I was damn lucky to have learned from her mistakes, to see things objectively. She didn't teach me any of these things like a normal mom would. She repeatedly pushed my into a pit of hell over and over and over again. I watched her destroy her life and try to destroy the lives of me and my sisters. I watched her a lot. In fact, i watched her so much i learned from her. I took everything she did and made a mental note, to do the opposite.

I hated my mom for years. She still takes no responsibility for the things she has done, and also the things she failed to do for her children. I haven't forgiven her, I've tried, i just don't think i am capable of it. When you make a decision to have children, i believe you are making a decision to put them before yourself. She won't even admit that the majority of it happened.

I'm still full of anger and resentment towards her, and some other family. If my mom had made one different decision or if one of my aunts or my dad would have made a tough decision instead of turning a blind eye, my sisters lives and mine may have been very different. We may have had a better life, a greater chance of being happy later in life. But nobody did. Nobody was strong enough, nobody had the courage to do what needed to be done.

So, as an 8 year old i had to be stronger then these adults in my life. I had to be courageous, i had to be a mom to my little sisters. I had to steal, lie and cheat to feed my baby sisters, so the adults in our lives could continue to live in denial.

I am still so incredibly pissed at these so called adults. But, i am also a little thankful in a way. I have learned more in my short life, then i thought possible. I know who i am.
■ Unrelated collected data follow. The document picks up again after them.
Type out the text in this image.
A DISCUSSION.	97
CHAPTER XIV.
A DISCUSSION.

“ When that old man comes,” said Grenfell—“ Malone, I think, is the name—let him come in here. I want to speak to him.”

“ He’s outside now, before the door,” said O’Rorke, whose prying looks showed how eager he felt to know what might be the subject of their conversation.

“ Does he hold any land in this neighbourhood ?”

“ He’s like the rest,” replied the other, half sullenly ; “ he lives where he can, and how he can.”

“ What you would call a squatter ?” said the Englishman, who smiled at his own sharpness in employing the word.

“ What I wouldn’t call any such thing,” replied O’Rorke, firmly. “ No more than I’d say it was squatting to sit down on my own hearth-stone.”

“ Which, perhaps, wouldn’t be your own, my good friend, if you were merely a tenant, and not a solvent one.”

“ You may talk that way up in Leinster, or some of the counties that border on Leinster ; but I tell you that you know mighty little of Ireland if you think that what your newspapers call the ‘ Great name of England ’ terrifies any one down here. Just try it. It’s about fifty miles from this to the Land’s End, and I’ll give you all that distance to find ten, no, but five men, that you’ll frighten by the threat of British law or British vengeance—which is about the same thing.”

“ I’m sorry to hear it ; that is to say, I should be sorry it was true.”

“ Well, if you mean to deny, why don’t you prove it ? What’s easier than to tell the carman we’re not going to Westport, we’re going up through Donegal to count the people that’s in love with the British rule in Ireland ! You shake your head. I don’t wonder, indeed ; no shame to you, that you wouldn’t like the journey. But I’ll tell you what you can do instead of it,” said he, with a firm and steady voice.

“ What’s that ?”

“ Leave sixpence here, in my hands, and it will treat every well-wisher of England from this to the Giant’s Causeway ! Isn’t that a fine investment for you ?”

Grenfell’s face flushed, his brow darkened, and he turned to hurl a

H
I have been tried and despite my moms best efforts, i am a strong, smart, loving women, because of the things i was put through. The things i had to deal with as a kid, were horrible but made me into the person i am today and today i rock! Am i completely fucked up? YES, but i rock. I rock as a mom, my kids rock, my sisters rock despite all this shit.

I finally feel like i might be able to work through some of this shit. At the very least finally talk about it. I feel like i have a huge gaping hole in my chest, sometimes. I guess i will leave you with a quote.

 “People are afraid of themselves, of their own reality; their feelings most of all. People talk about how great love is, but that’s bullshit. Love hurts. Feelings are disturbing. People are taught that pain is evil and dangerous. How can they deal with love if they’re afraid to feel? Pain is meant to wake us up. People try to hide their pain. But they’re wrong. Pain is something to carry, like a radio. You feel your strength in the experience of pain. It’s all in how you carry it. That’s what matters. Pain is a feeling. Your feelings are a part of you. Your own reality. If you feel ashamed of them, and hide them, you’re letting society destroy your reality. You should stand up for your right to feel your pain.”